My plants sprouted, grew, and eventually produced fruit. Why? Because I watered them, pruned them, and placed them in full sunlight.
If I planted a lump of coal at just the right depth in a bed of rich, dark soil, watered it faithfully, and exposed it to regular sunlight, would something grow from it? No, because the stone lacks that germinating principle that God has placed inside the basil seed, thyme seed, and tomato seed. These seeds have the potential to grow because God has placed that potential in them. What I do only activates that potential.
Zechariah 4:6 says: “ ‘Not by might nor by power, but by my Spirit,’ says the Lord Almighty.” Our failures come because we often forget the source of our spiritual potential and growth. We forge ahead to do fierce battle against sin and self, forgetting that alone we are profoundly powerless. Without the germinating principle miraculously bestowed by the Spirit of God, all my self-watering efforts in Bible memorization will be as effective as soaking and sunning a lump of coal.

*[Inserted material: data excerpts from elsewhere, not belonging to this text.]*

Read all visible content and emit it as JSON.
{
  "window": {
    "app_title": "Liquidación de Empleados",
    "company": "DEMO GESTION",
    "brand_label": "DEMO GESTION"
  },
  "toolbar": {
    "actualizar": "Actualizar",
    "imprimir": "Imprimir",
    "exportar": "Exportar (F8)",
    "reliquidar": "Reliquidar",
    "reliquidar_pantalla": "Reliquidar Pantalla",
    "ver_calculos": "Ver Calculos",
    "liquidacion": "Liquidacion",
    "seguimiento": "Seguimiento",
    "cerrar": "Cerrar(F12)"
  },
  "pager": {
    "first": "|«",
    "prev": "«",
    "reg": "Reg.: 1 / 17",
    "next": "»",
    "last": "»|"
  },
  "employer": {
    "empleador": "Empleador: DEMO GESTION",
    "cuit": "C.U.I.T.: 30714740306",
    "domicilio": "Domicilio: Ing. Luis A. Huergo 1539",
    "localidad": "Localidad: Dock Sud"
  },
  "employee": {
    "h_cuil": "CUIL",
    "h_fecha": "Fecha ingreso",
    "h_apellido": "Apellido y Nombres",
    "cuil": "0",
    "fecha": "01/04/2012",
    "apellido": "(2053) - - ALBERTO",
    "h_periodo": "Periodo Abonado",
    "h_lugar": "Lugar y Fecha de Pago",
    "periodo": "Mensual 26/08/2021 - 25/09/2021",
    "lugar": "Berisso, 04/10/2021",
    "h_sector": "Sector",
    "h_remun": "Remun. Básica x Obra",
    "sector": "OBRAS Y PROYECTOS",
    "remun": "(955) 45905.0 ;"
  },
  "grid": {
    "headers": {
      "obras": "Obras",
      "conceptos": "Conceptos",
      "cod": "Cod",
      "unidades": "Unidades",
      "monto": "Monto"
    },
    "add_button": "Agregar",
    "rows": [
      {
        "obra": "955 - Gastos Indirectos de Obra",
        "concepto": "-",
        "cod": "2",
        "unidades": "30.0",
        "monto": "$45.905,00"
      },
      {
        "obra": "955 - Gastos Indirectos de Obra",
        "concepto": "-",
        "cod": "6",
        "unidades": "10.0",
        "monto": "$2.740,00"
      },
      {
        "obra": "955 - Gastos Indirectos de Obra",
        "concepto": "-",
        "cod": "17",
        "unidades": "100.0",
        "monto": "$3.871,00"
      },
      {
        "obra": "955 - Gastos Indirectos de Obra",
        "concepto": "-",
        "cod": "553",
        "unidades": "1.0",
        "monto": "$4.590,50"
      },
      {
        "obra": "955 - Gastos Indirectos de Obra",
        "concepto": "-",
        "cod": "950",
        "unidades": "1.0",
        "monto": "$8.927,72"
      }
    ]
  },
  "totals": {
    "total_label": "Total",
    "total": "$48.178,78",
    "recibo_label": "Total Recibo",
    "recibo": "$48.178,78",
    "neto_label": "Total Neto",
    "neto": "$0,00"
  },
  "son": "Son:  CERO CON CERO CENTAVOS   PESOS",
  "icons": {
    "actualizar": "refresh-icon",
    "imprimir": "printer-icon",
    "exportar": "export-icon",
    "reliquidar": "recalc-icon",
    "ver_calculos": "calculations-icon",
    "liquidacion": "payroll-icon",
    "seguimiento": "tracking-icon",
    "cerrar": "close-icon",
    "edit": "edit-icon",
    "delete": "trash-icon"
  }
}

I grow only because God makes it possible. I am saved only by God’s miracle that causes the seed of faith to germinate, blossom, and bear fruit in my life. Yes, we are to work out our salvation w
ith fear and trembling (Phil. 2:12). We are to water the seed with the Word of God and expose the plant to the Son of righteousness. But we must also remember that it is God who is at work in us, both to will and to work for His good pleasure (verse 12).
My tomatoes are long gone, but the lesson remains: In God we may find hope, redemption, and the determination never to give up.